From fluid flow to coupled processes in fractured rock: recent advances
and new frontiers
Abstract
Quantitative prediction of natural and induced phenomena in fractured
rock is one of the great challenges in the Earth and Energy Sciences
with far-reaching economic and environmental impacts. Fractures occupy a
very small volume of a subsurface formation but often dominate flow,
transport and mechanical deformation behavior. They play a central role
in CO2 sequestration, nuclear waste disposal, hydrogen
storage, geothermal energy production, nuclear nonproliferation, and
hydrocarbon extraction. These applications require prediction of
fracture-dependent quantities of interest such as CO2
leakage rate, hydrocarbon production, radionuclide plume migration, and
seismicity; to be useful, these predictions must account for uncertainty
inherent in subsurface systems. Here, we review recent advances in
fractured rock research that cover field- and laboratory-scale
experimentation, numerical simulations, and uncertainty quantification.

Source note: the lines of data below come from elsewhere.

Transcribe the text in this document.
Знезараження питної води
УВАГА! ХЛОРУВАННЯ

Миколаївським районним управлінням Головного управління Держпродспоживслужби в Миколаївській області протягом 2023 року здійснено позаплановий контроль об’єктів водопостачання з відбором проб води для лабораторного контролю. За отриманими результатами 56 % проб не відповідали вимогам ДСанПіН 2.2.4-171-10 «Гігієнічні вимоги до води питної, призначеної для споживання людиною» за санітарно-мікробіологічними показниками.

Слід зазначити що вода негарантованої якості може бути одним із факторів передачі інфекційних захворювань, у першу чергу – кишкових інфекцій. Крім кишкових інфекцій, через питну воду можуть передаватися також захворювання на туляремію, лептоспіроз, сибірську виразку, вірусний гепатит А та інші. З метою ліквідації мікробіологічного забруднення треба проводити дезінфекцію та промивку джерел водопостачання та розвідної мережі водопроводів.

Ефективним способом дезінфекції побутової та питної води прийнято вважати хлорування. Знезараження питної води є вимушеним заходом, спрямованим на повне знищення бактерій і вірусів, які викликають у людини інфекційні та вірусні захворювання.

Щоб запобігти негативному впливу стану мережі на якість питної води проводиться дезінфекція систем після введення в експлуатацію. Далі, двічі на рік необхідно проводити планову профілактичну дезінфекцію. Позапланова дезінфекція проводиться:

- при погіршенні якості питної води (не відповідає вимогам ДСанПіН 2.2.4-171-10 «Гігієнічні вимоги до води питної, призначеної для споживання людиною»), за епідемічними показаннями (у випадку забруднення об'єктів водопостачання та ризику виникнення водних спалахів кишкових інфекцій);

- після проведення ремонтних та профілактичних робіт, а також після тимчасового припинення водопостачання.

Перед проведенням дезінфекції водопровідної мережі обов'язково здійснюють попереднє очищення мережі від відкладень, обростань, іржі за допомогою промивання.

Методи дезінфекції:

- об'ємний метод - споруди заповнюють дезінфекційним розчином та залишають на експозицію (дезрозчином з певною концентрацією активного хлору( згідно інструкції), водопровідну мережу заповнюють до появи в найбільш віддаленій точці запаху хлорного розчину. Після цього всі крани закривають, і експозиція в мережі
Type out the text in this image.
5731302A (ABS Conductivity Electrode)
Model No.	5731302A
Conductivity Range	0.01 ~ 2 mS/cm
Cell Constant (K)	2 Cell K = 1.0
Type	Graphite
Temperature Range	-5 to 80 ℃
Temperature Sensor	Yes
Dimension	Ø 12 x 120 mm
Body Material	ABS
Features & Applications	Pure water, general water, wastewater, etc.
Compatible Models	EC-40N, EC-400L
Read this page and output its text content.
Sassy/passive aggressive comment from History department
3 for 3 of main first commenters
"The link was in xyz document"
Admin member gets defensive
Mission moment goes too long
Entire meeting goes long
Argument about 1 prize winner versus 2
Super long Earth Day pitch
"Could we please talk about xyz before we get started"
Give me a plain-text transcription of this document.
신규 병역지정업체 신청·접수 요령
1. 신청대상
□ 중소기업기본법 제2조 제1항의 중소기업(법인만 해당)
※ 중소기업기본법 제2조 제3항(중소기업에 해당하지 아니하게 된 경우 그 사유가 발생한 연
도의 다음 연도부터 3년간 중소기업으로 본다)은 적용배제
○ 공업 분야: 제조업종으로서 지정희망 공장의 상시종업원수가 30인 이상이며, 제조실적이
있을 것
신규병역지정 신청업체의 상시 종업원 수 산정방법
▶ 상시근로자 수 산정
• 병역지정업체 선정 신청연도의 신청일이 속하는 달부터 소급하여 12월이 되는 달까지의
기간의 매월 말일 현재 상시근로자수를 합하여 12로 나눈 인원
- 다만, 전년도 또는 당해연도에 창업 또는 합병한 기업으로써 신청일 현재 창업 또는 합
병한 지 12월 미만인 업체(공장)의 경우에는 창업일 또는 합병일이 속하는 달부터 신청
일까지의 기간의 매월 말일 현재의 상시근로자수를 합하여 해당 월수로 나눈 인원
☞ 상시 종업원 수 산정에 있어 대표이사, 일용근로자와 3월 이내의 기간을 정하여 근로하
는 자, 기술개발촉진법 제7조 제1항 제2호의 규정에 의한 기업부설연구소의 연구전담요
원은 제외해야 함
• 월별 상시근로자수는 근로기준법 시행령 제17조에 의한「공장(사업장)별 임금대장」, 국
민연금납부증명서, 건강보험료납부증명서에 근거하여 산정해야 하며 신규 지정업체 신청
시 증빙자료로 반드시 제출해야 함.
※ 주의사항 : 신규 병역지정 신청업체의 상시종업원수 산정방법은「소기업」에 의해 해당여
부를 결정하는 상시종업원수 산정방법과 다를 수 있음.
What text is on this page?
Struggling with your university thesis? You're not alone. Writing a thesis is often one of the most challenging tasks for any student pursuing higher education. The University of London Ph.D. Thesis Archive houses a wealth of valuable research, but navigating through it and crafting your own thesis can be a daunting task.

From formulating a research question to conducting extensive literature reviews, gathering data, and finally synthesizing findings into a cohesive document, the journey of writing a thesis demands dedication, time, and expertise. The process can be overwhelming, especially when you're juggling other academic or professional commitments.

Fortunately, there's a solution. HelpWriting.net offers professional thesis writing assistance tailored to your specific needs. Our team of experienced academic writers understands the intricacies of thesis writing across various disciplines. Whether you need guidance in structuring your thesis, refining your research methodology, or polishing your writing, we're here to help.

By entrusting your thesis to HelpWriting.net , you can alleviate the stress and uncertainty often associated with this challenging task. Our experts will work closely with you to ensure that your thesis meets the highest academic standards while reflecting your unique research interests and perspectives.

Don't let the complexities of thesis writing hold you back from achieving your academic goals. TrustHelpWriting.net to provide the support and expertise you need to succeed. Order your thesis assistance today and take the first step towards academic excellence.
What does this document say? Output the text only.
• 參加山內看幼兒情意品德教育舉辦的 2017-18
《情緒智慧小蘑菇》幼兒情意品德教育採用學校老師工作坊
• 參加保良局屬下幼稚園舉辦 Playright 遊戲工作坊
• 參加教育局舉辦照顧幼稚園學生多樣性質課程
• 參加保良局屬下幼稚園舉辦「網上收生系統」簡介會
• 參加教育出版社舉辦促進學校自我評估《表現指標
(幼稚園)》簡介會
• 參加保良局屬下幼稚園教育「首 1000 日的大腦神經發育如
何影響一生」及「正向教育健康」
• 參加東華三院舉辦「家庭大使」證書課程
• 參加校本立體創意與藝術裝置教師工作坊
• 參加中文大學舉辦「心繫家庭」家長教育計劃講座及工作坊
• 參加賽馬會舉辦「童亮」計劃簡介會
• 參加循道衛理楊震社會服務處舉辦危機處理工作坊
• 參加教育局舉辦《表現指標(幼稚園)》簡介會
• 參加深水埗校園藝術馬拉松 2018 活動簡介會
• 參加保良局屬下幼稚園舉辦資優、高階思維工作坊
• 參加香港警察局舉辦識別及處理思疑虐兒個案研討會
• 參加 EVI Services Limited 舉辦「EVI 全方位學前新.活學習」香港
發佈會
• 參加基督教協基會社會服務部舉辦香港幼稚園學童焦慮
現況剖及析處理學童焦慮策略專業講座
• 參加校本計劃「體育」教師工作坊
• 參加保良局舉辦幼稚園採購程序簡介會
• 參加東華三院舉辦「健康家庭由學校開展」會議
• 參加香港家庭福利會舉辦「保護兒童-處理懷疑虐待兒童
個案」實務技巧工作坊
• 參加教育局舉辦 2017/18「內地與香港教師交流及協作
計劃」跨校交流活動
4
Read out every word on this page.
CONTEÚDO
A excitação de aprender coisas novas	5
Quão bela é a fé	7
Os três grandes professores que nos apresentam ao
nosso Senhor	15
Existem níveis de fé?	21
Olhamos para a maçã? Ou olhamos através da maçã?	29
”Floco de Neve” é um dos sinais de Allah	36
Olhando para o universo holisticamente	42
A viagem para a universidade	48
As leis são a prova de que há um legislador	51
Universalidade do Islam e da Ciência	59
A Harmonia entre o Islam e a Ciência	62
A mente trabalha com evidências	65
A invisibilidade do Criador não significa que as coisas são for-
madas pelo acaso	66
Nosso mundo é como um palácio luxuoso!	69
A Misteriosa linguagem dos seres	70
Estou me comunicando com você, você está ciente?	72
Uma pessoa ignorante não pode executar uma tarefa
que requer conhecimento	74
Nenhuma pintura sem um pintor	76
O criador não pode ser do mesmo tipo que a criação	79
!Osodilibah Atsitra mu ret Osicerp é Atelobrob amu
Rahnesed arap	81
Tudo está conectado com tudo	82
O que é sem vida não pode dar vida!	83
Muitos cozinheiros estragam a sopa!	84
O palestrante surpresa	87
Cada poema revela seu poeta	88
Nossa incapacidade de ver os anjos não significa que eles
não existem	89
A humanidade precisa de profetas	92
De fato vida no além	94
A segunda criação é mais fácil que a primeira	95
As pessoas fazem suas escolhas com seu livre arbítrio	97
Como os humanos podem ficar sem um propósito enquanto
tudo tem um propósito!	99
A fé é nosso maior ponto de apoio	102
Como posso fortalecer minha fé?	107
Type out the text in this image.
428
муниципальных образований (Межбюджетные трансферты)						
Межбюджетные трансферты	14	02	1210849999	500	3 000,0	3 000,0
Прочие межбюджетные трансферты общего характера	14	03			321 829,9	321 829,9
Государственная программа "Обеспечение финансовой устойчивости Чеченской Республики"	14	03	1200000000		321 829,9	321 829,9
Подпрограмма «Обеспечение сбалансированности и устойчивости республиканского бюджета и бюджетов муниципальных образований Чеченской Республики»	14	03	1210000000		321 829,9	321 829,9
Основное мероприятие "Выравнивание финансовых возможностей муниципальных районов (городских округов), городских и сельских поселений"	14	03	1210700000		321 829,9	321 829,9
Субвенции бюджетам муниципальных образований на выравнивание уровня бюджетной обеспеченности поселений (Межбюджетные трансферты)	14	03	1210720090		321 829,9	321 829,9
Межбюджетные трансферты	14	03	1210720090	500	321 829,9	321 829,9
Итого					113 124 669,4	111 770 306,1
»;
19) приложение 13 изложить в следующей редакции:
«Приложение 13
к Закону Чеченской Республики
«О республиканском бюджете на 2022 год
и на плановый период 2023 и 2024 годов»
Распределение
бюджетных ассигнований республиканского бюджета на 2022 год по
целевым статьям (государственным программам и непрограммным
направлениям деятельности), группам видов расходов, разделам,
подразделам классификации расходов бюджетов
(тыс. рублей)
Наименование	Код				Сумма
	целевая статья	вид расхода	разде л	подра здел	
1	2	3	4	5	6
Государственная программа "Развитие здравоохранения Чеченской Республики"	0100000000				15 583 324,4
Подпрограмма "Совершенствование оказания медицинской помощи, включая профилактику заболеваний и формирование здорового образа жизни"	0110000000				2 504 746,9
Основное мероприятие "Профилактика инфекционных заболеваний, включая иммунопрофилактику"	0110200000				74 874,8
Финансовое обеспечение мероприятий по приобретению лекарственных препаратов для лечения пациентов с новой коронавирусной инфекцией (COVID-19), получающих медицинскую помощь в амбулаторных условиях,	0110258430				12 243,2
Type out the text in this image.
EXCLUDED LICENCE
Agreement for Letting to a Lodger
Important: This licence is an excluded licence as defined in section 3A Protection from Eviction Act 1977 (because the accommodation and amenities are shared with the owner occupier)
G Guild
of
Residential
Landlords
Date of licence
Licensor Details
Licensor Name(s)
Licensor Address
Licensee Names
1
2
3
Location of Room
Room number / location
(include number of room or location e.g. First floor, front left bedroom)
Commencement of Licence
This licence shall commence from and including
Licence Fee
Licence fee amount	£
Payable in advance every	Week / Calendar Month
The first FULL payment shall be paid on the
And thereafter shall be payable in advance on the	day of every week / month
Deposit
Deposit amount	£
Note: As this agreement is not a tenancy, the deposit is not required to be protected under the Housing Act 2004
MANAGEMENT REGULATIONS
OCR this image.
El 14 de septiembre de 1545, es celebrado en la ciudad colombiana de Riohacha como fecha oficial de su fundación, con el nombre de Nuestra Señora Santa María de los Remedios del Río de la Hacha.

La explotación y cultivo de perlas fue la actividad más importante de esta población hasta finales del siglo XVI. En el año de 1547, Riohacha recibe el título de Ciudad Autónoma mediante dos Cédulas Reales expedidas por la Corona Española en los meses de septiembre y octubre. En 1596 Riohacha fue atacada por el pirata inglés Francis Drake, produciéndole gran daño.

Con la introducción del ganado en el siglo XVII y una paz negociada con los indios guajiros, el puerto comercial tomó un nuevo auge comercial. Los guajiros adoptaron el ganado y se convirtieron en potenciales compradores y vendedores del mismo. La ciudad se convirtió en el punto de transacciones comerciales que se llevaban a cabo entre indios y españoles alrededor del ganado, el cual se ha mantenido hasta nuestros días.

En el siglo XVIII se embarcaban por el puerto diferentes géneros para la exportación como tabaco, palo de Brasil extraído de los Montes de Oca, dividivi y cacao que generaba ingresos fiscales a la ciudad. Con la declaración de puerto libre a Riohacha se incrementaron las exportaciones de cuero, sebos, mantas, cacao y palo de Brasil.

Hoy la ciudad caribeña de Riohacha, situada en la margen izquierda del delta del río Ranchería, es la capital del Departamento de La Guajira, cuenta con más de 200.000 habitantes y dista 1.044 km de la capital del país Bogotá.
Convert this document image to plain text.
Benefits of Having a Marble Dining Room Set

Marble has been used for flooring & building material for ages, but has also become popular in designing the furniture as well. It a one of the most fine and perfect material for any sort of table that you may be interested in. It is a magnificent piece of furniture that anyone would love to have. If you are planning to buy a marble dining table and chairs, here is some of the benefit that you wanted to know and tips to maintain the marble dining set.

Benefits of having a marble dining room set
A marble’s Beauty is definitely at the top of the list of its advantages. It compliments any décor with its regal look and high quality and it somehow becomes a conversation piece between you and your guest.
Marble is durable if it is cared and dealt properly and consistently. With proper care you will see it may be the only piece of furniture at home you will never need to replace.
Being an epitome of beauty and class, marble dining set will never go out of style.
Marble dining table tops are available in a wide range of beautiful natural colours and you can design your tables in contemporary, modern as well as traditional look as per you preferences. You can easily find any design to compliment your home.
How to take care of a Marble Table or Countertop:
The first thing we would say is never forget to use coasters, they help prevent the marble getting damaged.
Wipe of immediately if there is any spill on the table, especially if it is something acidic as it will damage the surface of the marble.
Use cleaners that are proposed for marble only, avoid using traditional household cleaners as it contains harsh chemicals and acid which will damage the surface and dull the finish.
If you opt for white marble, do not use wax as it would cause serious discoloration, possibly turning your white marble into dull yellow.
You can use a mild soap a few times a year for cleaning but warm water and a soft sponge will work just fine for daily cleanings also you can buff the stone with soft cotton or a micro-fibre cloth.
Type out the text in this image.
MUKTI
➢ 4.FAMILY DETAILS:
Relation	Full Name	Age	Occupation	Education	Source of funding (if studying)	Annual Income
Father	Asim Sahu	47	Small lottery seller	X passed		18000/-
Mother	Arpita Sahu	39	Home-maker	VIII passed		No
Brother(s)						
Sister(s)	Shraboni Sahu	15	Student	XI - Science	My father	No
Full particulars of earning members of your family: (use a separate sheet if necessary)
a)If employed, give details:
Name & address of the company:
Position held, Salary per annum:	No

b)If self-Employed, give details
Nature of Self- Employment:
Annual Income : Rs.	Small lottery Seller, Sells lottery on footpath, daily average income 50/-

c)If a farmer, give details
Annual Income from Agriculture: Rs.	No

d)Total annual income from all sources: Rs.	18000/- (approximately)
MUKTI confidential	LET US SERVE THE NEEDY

We discuss how these have greatly improved the fundamental understanding
of fractures and one’s ability to predict flow and transport in
fractured systems. Dedicated field sites provide quantitative measures
of fracture flow that can be used to identify dominant coupled processes
and to validate models. Laboratory-scale experiments fill critical
knowledge gaps by providing direct observations and measurements of
fracture geometry and flow under controlled conditions that cannot be
obtained in the field. Physics-based simulation of flow and transport
provide a bridge in understanding between controlled simple laboratory
experiments and the massively complex field-scale fracture systems.
Finally, we review the use of machine learning-based emulators to
rapidly investigate different fracture property scenarios and to
accelerate physics-based models by orders of magnitude to enable
uncertainty quantification and near real-time analysis.